Perhaps most importantly, Trump’s distinctive patterns appeared across all three types of communication contexts, suggesting these represent fundamental aspects of his communication style rather than situation-specific adaptations.
Understanding the Broader Implications
These findings contribute to our understanding of several important questions about modern American politics. The research provides empirical support for widespread intuitions about Trump’s distinctive communication style, but quantifies these differences in ways that allow for more precise analysis.
The study also offers insights into populist political communication more generally. The researchers suggest that Trump’s combination of unique speech patterns and divisive language may contribute to his appeal as a political outsider who “tells it like it is” – even when this involves breaking conventional norms of political discourse.
From a methodological standpoint, the tools developed in this research could be applied to analyze other political figures, both in the United States and internationally. The techniques for measuring speech uniqueness and divisiveness could help researchers study populist movements, authoritarian rhetoric, or changes in political communication norms over time.

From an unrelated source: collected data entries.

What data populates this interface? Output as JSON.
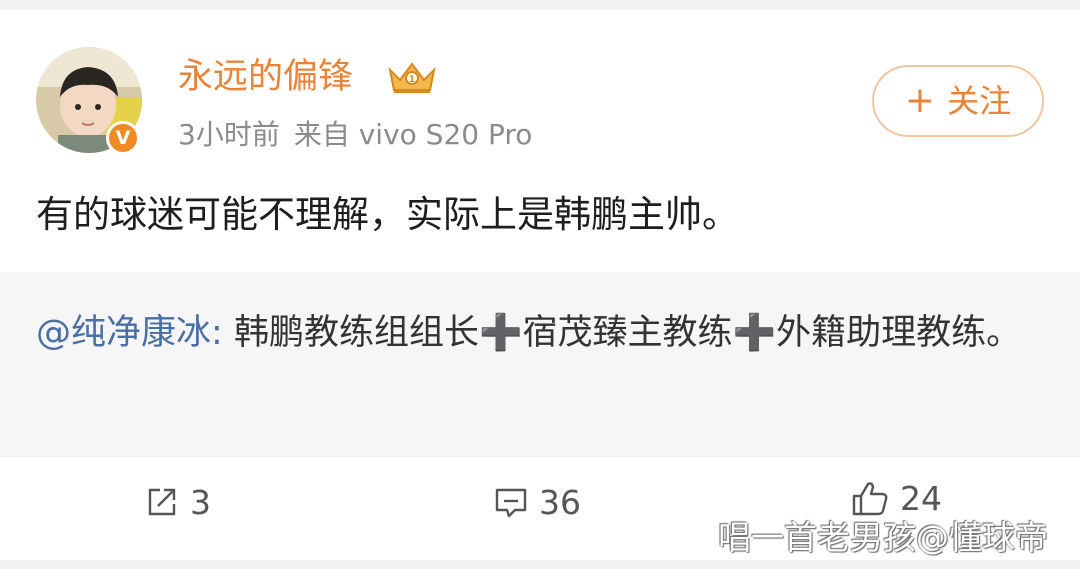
{
  "author": {
    "name": "永远的偏锋",
    "verified_badge": "V",
    "time": "3小时前",
    "source": "来自 vivo S20 Pro",
    "badge_icon": "crown-icon"
  },
  "follow": {
    "plus": "+",
    "label": "关注"
  },
  "post": {
    "text": "有的球迷可能不理解，实际上是韩鹏主帅。"
  },
  "repost": {
    "mention": "@纯净康冰",
    "separator": ": ",
    "part1": "韩鹏教练组组长",
    "plus1": "➕",
    "part2": "宿茂臻主教练",
    "plus2": "➕",
    "part3": "外籍助理教练。"
  },
  "actions": {
    "repost_count": "3",
    "comment_count": "36",
    "like_count": "24"
  },
  "watermark": "唱一首老男孩@懂球帝",
  "colors": {
    "accent": "#e8843a",
    "mention": "#4a6fa5",
    "repost_bg": "#f6f6f6"
  }
}
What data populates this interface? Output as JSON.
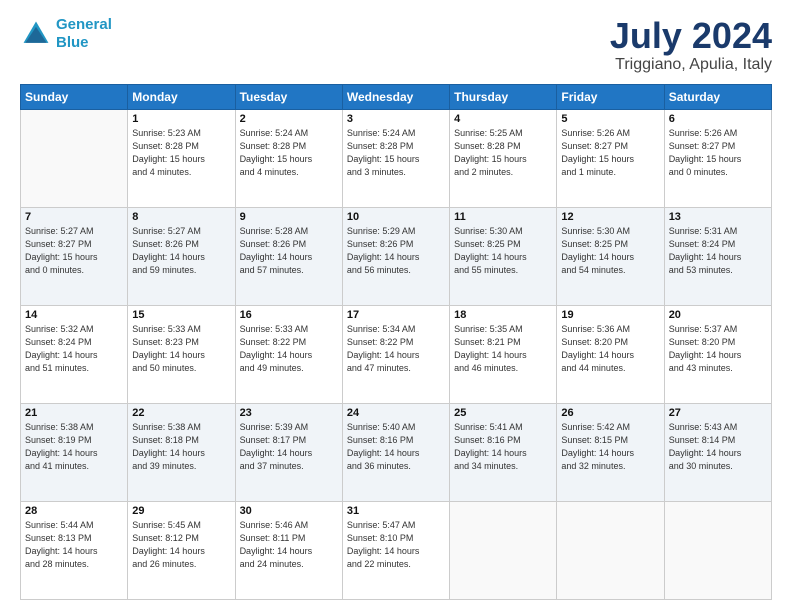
{
  "header": {
    "logo_line1": "General",
    "logo_line2": "Blue",
    "title": "July 2024",
    "subtitle": "Triggiano, Apulia, Italy"
  },
  "days_of_week": [
    "Sunday",
    "Monday",
    "Tuesday",
    "Wednesday",
    "Thursday",
    "Friday",
    "Saturday"
  ],
  "weeks": [
    [
      {
        "day": "",
        "info": ""
      },
      {
        "day": "1",
        "info": "Sunrise: 5:23 AM\nSunset: 8:28 PM\nDaylight: 15 hours\nand 4 minutes."
      },
      {
        "day": "2",
        "info": "Sunrise: 5:24 AM\nSunset: 8:28 PM\nDaylight: 15 hours\nand 4 minutes."
      },
      {
        "day": "3",
        "info": "Sunrise: 5:24 AM\nSunset: 8:28 PM\nDaylight: 15 hours\nand 3 minutes."
      },
      {
        "day": "4",
        "info": "Sunrise: 5:25 AM\nSunset: 8:28 PM\nDaylight: 15 hours\nand 2 minutes."
      },
      {
        "day": "5",
        "info": "Sunrise: 5:26 AM\nSunset: 8:27 PM\nDaylight: 15 hours\nand 1 minute."
      },
      {
        "day": "6",
        "info": "Sunrise: 5:26 AM\nSunset: 8:27 PM\nDaylight: 15 hours\nand 0 minutes."
      }
    ],
    [
      {
        "day": "7",
        "info": "Sunrise: 5:27 AM\nSunset: 8:27 PM\nDaylight: 15 hours\nand 0 minutes."
      },
      {
        "day": "8",
        "info": "Sunrise: 5:27 AM\nSunset: 8:26 PM\nDaylight: 14 hours\nand 59 minutes."
      },
      {
        "day": "9",
        "info": "Sunrise: 5:28 AM\nSunset: 8:26 PM\nDaylight: 14 hours\nand 57 minutes."
      },
      {
        "day": "10",
        "info": "Sunrise: 5:29 AM\nSunset: 8:26 PM\nDaylight: 14 hours\nand 56 minutes."
      },
      {
        "day": "11",
        "info": "Sunrise: 5:30 AM\nSunset: 8:25 PM\nDaylight: 14 hours\nand 55 minutes."
      },
      {
        "day": "12",
        "info": "Sunrise: 5:30 AM\nSunset: 8:25 PM\nDaylight: 14 hours\nand 54 minutes."
      },
      {
        "day": "13",
        "info": "Sunrise: 5:31 AM\nSunset: 8:24 PM\nDaylight: 14 hours\nand 53 minutes."
      }
    ],
    [
      {
        "day": "14",
        "info": "Sunrise: 5:32 AM\nSunset: 8:24 PM\nDaylight: 14 hours\nand 51 minutes."
      },
      {
        "day": "15",
        "info": "Sunrise: 5:33 AM\nSunset: 8:23 PM\nDaylight: 14 hours\nand 50 minutes."
      },
      {
        "day": "16",
        "info": "Sunrise: 5:33 AM\nSunset: 8:22 PM\nDaylight: 14 hours\nand 49 minutes."
      },
      {
        "day": "17",
        "info": "Sunrise: 5:34 AM\nSunset: 8:22 PM\nDaylight: 14 hours\nand 47 minutes."
      },
      {
        "day": "18",
        "info": "Sunrise: 5:35 AM\nSunset: 8:21 PM\nDaylight: 14 hours\nand 46 minutes."
      },
      {
        "day": "19",
        "info": "Sunrise: 5:36 AM\nSunset: 8:20 PM\nDaylight: 14 hours\nand 44 minutes."
      },
      {
        "day": "20",
        "info": "Sunrise: 5:37 AM\nSunset: 8:20 PM\nDaylight: 14 hours\nand 43 minutes."
      }
    ],
    [
      {
        "day": "21",
        "info": "Sunrise: 5:38 AM\nSunset: 8:19 PM\nDaylight: 14 hours\nand 41 minutes."
      },
      {
        "day": "22",
        "info": "Sunrise: 5:38 AM\nSunset: 8:18 PM\nDaylight: 14 hours\nand 39 minutes."
      },
      {
        "day": "23",
        "info": "Sunrise: 5:39 AM\nSunset: 8:17 PM\nDaylight: 14 hours\nand 37 minutes."
      },
      {
        "day": "24",
        "info": "Sunrise: 5:40 AM\nSunset: 8:16 PM\nDaylight: 14 hours\nand 36 minutes."
      },
      {
        "day": "25",
        "info": "Sunrise: 5:41 AM\nSunset: 8:16 PM\nDaylight: 14 hours\nand 34 minutes."
      },
      {
        "day": "26",
        "info": "Sunrise: 5:42 AM\nSunset: 8:15 PM\nDaylight: 14 hours\nand 32 minutes."
      },
      {
        "day": "27",
        "info": "Sunrise: 5:43 AM\nSunset: 8:14 PM\nDaylight: 14 hours\nand 30 minutes."
      }
    ],
    [
      {
        "day": "28",
        "info": "Sunrise: 5:44 AM\nSunset: 8:13 PM\nDaylight: 14 hours\nand 28 minutes."
      },
      {
        "day": "29",
        "info": "Sunrise: 5:45 AM\nSunset: 8:12 PM\nDaylight: 14 hours\nand 26 minutes."
      },
      {
        "day": "30",
        "info": "Sunrise: 5:46 AM\nSunset: 8:11 PM\nDaylight: 14 hours\nand 24 minutes."
      },
      {
        "day": "31",
        "info": "Sunrise: 5:47 AM\nSunset: 8:10 PM\nDaylight: 14 hours\nand 22 minutes."
      },
      {
        "day": "",
        "info": ""
      },
      {
        "day": "",
        "info": ""
      },
      {
        "day": "",
        "info": ""
      }
    ]
  ]
}
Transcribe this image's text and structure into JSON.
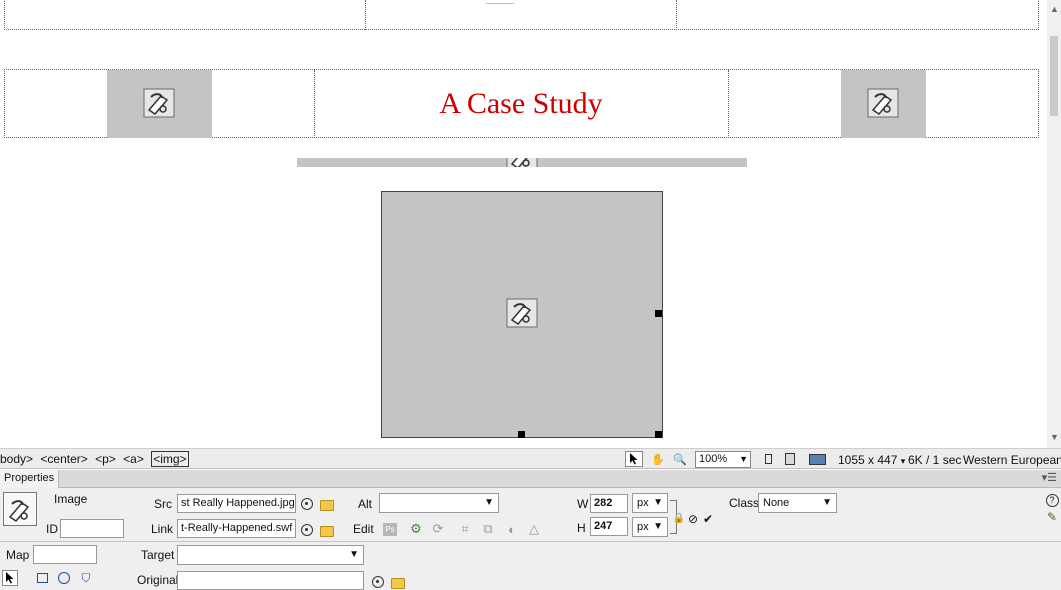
{
  "canvas": {
    "heading": "A Case Study",
    "heading_color": "#cc0000"
  },
  "status_bar": {
    "tags": [
      "<body>",
      "<center>",
      "<p>",
      "<a>",
      "<img>"
    ],
    "selected_tag": "<img>",
    "zoom": "100%",
    "dimensions": "1055 x 447",
    "download": "6K / 1 sec",
    "encoding": "Western European"
  },
  "properties": {
    "panel_title": "Properties",
    "type_label": "Image",
    "id_label": "ID",
    "id_value": "",
    "src_label": "Src",
    "src_value": "st Really Happened.jpg",
    "link_label": "Link",
    "link_value": "t-Really-Happened.swf",
    "alt_label": "Alt",
    "alt_value": "",
    "edit_label": "Edit",
    "w_label": "W",
    "w_value": "282",
    "h_label": "H",
    "h_value": "247",
    "unit_w": "px",
    "unit_h": "px",
    "class_label": "Class",
    "class_value": "None",
    "map_label": "Map",
    "map_value": "",
    "target_label": "Target",
    "target_value": "",
    "original_label": "Original",
    "original_value": ""
  },
  "icons": {
    "placeholder": "image-placeholder-icon",
    "help": "help-icon",
    "edit_props": "edit-properties-icon"
  }
}
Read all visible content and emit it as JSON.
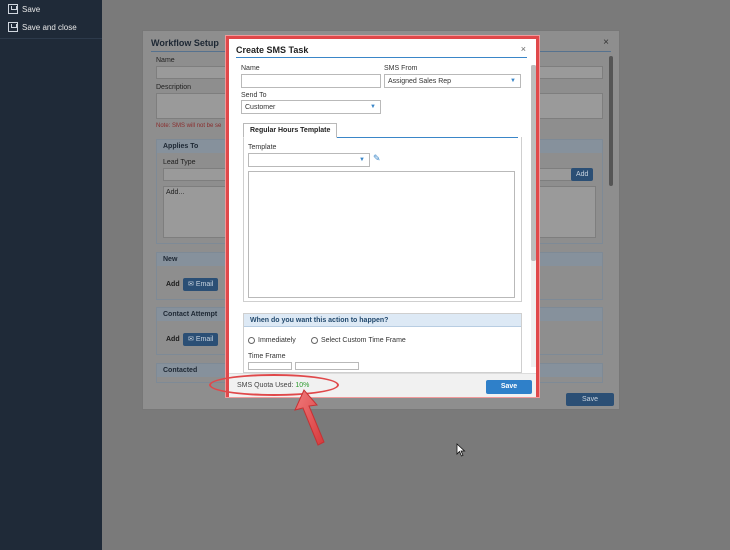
{
  "sidebar": {
    "items": [
      {
        "label": "Save",
        "icon": "save-icon"
      },
      {
        "label": "Save and close",
        "icon": "save-close-icon"
      }
    ]
  },
  "workflow": {
    "title": "Workflow Setup",
    "close": "×",
    "name_label": "Name",
    "description_label": "Description",
    "note": "Note: SMS will not be se",
    "applies_to": "Applies To",
    "lead_type_label": "Lead Type",
    "add_placeholder": "Add...",
    "add_button": "Add",
    "new_section": "New",
    "contact_attempt_section": "Contact Attempt",
    "contacted_section": "Contacted",
    "add_label": "Add",
    "email_button": "Email",
    "save_button": "Save"
  },
  "modal": {
    "title": "Create SMS Task",
    "close": "×",
    "name_label": "Name",
    "name_value": "",
    "sms_from_label": "SMS From",
    "sms_from_value": "Assigned Sales Rep",
    "send_to_label": "Send To",
    "send_to_value": "Customer",
    "tab_label": "Regular Hours Template",
    "template_label": "Template",
    "template_value": "",
    "when_header": "When do you want this action to happen?",
    "radio_immediately": "Immediately",
    "radio_custom": "Select Custom Time Frame",
    "time_frame_label": "Time Frame",
    "quota_label": "SMS Quota Used:",
    "quota_value": "10%",
    "save_button": "Save"
  },
  "colors": {
    "accent": "#2f80c9",
    "annotation": "#e0484a",
    "quota_green": "#2d9a2d",
    "sidebar_bg": "#1f2a38"
  }
}
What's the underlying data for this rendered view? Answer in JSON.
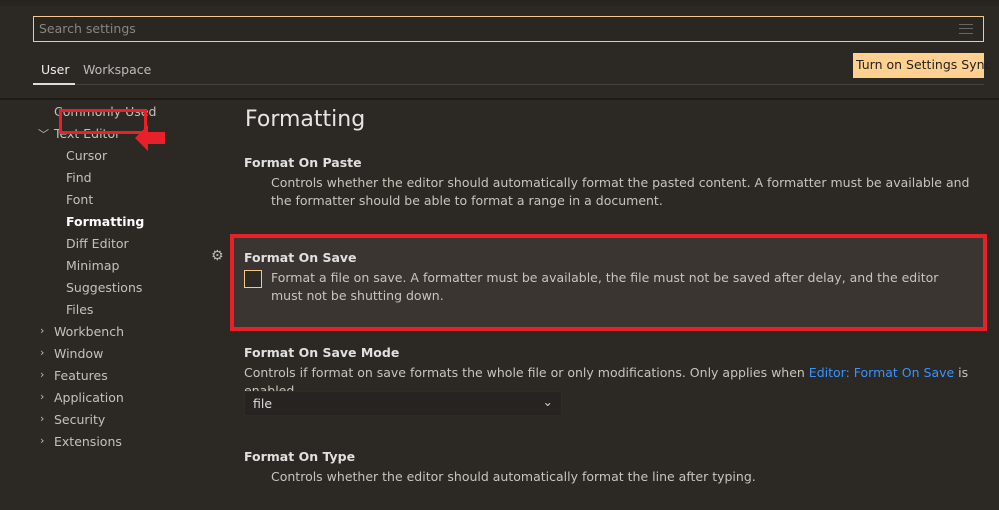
{
  "search": {
    "placeholder": "Search settings"
  },
  "tabs": [
    {
      "label": "User"
    },
    {
      "label": "Workspace"
    }
  ],
  "sync_button": "Turn on Settings Sync",
  "nav": {
    "commonly_used": "Commonly Used",
    "text_editor": "Text Editor",
    "children": [
      "Cursor",
      "Find",
      "Font",
      "Formatting",
      "Diff Editor",
      "Minimap",
      "Suggestions",
      "Files"
    ],
    "sections": [
      "Workbench",
      "Window",
      "Features",
      "Application",
      "Security",
      "Extensions"
    ]
  },
  "main": {
    "title": "Formatting",
    "paste": {
      "title": "Format On Paste",
      "desc": "Controls whether the editor should automatically format the pasted content. A formatter must be available and the formatter should be able to format a range in a document."
    },
    "save": {
      "title": "Format On Save",
      "desc": "Format a file on save. A formatter must be available, the file must not be saved after delay, and the editor must not be shutting down.",
      "checked": false
    },
    "save_mode": {
      "title": "Format On Save Mode",
      "desc_before": "Controls if format on save formats the whole file or only modifications. Only applies when ",
      "link": "Editor: Format On Save",
      "desc_after": " is enabled.",
      "value": "file"
    },
    "type": {
      "title": "Format On Type",
      "desc": "Controls whether the editor should automatically format the line after typing."
    }
  },
  "colors": {
    "accent": "#ffd08f",
    "highlight": "#e8202a",
    "link": "#3794ff"
  }
}
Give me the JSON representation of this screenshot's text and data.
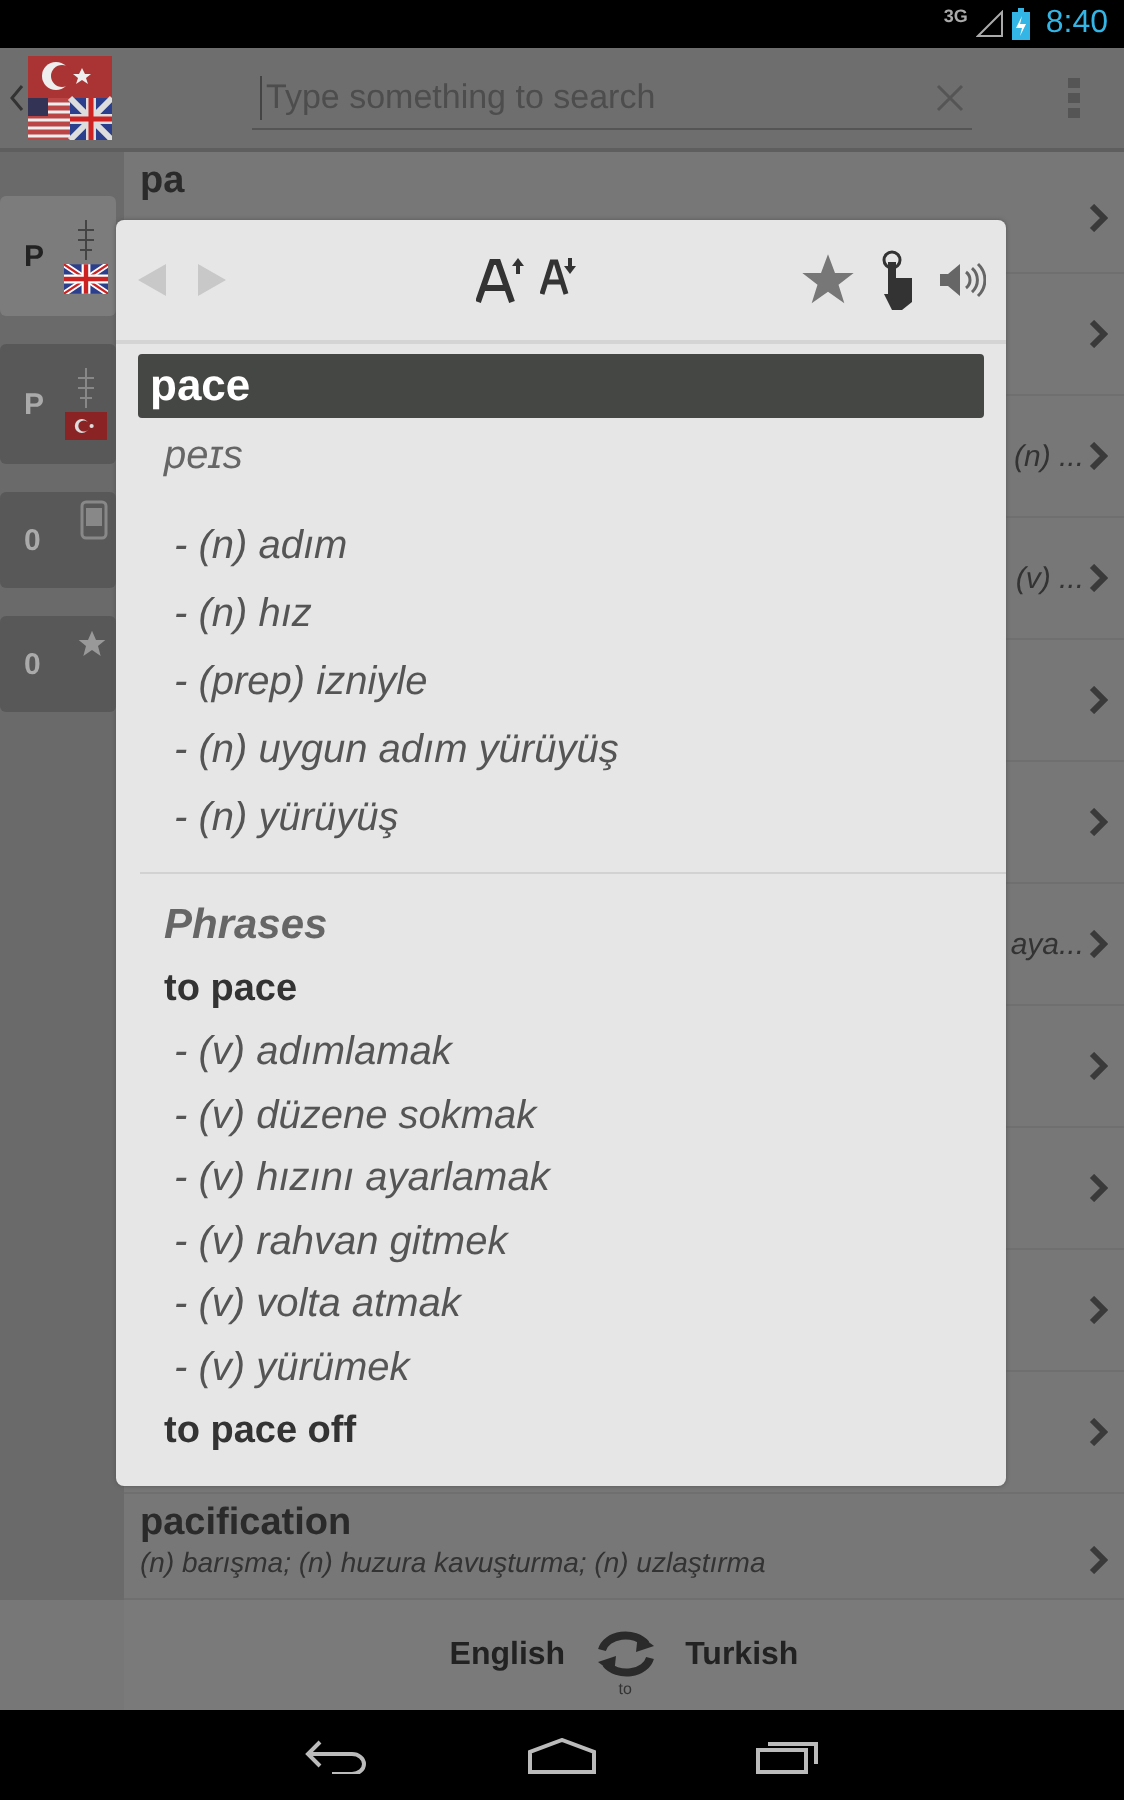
{
  "status_bar": {
    "network": "3G",
    "time": "8:40"
  },
  "search": {
    "placeholder": "Type something to search"
  },
  "sidebar": {
    "items": [
      {
        "kind": "english",
        "label": "P",
        "selected": true
      },
      {
        "kind": "turkish",
        "label": "P",
        "selected": false
      },
      {
        "kind": "history",
        "label": "0",
        "selected": false
      },
      {
        "kind": "favorites",
        "label": "0",
        "selected": false
      }
    ]
  },
  "list_rows": [
    {
      "title": "pa"
    },
    {
      "snippet": ""
    },
    {
      "snippet": "(n) ..."
    },
    {
      "snippet": "(v) ..."
    },
    {},
    {},
    {
      "snippet": "aya..."
    },
    {},
    {},
    {},
    {},
    {
      "title": "pacification",
      "snippet": "(n) barışma; (n) huzura kavuşturma; (n) uzlaştırma"
    }
  ],
  "dialog": {
    "word": "pace",
    "pronunciation": "peɪs",
    "meanings": [
      "- (n) adım",
      "- (n) hız",
      "- (prep) izniyle",
      "- (n) uygun adım yürüyüş",
      "- (n) yürüyüş"
    ],
    "phrases_heading": "Phrases",
    "phrases": [
      {
        "phrase": "to pace",
        "meanings": [
          "- (v) adımlamak",
          "- (v) düzene sokmak",
          "- (v) hızını ayarlamak",
          "- (v) rahvan gitmek",
          "- (v) volta atmak",
          "- (v) yürümek"
        ]
      },
      {
        "phrase": "to pace off"
      }
    ]
  },
  "language_bar": {
    "from": "English",
    "connector": "to",
    "to": "Turkish"
  }
}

Limitations and Future Directions
The researchers acknowledge several important limitations in their work. Their campaign speech data focuses primarily on recent elections due to availability constraints, and they don’t include social media communication (like Trump’s extensive use of Twitter) because comparable data doesn’t exist for earlier presidents.
The study also raises questions about the relationship between distinctive communication styles and political effectiveness. While they demonstrate that Trump’s speech is measurably different, they don’t directly examine whether these differences contribute to his political success or appeal to specific voter groups.
Future research might explore whether other political figures adopt similar communication strategies, whether Trump’s style influences other politicians (a “contagion effect”), or how these speech patterns relate to broader measures of political polarization and democratic norms.
Conclusion: Quantifying Intuition
This research represents a sophisticated attempt to quantify something many people sense intuitively about political communication. By developing new computational tools and applying them systematically to decades of presidential speech, the researchers provide strong empirical evidence that Donald Trump’s political rhetoric represents a significant departure from established patterns of presidential communication.
The study’s strength lies not just in its findings about one particular figure, but in its methodological innovations that could reshape how we study political communication more broadly. In an era of increasing concern about political polarization and the erosion of democratic norms, having precise tools to measure and track changes in political discourse becomes increasingly valuable for both scholars and citizens trying to understand our changing political landscape.